(A)cross the years…

I’ve had a full week of organizing (as it were), my new digs and getting used to the subtle (yet useful), paranoia that is part of urban life. When I was young and closer to life on The Street or The Block I was always confident and felt I could prevail in most situations, which, by the way, was an erroneous view that persisted despite evidence to the contrary. I had my ass handed to me on more than several occasions. Nevertheless, I was mostly too deluded to see that confidence may not be all that it is cracked up to be. So, I blundered, and with huge amounts of luck and residual good merit I managed to reach what I now consider, fairly, to be old age.

Still, still; I strut a little when I walk past young men who are as I was when I was a street guy. Which I might as well differentiate from a street person. A street guy, is a young boy/man who knows the ways of the underclass and aspires to learn the ways of the middle and upper classes so that he can bring that street knowledge to bear, in a mistaken and often fruitless attempt to “get over” on the denizens of the country club.
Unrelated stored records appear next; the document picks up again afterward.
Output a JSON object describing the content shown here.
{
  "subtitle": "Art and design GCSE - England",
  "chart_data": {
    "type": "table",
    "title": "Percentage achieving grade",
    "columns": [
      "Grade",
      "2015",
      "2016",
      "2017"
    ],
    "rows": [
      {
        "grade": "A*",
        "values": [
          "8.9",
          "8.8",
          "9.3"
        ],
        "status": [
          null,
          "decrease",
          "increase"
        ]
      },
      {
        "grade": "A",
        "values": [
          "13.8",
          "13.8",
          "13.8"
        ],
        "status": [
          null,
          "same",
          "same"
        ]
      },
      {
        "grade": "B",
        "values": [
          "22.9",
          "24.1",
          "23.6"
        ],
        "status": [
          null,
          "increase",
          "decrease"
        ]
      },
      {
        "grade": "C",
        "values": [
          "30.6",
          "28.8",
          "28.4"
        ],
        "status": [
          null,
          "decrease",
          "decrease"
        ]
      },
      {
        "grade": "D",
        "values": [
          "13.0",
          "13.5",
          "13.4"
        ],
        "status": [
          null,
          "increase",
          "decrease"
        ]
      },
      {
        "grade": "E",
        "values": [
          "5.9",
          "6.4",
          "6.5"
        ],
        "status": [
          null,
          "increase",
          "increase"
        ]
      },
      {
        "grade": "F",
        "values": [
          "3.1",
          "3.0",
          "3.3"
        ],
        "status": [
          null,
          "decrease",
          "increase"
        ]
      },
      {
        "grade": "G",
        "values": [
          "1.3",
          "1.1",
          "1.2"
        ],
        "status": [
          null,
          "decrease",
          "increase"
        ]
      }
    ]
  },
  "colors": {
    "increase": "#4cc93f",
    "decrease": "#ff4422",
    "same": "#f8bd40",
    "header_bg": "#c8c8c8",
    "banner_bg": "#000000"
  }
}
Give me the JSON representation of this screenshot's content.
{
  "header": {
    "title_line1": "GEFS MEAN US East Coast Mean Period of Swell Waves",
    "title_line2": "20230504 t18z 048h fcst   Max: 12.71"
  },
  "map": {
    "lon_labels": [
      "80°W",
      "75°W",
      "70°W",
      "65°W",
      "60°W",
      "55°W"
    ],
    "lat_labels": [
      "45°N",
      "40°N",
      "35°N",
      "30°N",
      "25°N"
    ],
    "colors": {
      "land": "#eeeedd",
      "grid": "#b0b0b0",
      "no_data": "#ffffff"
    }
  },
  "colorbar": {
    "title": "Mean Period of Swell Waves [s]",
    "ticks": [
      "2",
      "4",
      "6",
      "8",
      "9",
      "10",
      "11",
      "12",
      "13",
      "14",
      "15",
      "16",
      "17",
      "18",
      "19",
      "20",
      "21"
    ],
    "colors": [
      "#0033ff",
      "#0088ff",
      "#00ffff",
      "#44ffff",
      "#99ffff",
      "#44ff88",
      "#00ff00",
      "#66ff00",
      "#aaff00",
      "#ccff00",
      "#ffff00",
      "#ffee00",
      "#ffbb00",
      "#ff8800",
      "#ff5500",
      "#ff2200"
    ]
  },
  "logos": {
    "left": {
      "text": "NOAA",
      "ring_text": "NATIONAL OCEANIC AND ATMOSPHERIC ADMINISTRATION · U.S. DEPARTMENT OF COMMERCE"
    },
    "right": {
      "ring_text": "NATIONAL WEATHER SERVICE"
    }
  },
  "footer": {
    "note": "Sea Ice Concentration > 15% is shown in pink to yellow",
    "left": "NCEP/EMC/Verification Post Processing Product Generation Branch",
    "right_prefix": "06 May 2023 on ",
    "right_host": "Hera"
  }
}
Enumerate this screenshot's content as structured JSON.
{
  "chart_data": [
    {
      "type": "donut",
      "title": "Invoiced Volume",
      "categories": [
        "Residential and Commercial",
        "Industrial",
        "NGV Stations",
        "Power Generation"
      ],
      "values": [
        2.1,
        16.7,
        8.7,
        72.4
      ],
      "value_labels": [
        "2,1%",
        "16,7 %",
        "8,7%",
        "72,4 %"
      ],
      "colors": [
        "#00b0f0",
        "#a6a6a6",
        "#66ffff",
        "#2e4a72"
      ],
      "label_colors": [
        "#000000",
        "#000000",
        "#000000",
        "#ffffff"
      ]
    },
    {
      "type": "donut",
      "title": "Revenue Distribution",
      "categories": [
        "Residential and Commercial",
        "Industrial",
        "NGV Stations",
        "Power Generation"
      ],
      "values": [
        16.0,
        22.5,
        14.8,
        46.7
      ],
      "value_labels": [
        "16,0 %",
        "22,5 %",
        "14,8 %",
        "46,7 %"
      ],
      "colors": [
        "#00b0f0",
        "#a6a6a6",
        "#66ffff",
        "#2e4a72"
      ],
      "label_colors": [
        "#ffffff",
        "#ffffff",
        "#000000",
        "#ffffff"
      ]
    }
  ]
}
What the street guy has to find out at some point is that the denizens of the CC’s all come from families that were started by some ancestor who was a street guy and basically wrote the rule book for “becoming” . Not getting over.

A street “person” is one who has lost all the battles to become, or get over. This is one who has given in to the blandishments that fun and high times offered and now has the sinking (literal) feeling that things will only get worse. And, they do.

I’ve had the good fortune to be in all three places, and survived them all.

I went over to Napa Last night and went to a meeting at the place that the big change in my life began. The place where I first got sober and clean. When I went there over 31 years ago I was a real wreck. I could not think a straight thought. I could not look beyond my own cynicism wrapped in fear. But, one day at a time, incrementally and ever so slowly, I began to change. Until I became the paragon of virtue that I am today. Until I had enough time and distance from that earlier version to see that I was not really changing so much as learning to not act so much on my impulses. Many are still very much in place and accessible, but pretty withered from disuse (hmmmmm).

Anyhooo; my experience is that basically I act different and I  didn’t sense that until I was back in a more “urban” environment and I could see some old thought habits crop up. A sixty-seven year old coot “Bustin’ on down the street like a stone diddley-bop”, as we used to say… It is amusing, and I suspect provides a chuckle or two for any modern diddley-bops who happen to see this old ghost reliving an old delusion.

Life is wonderful, but we don’t have to keep repeating everything and sometimes we can just grin and shake our heads and realize that old fools are usually the result of being young fools.

Being a fool, young or old is not necessarily a bad thing. If you learn from it, and, live through it.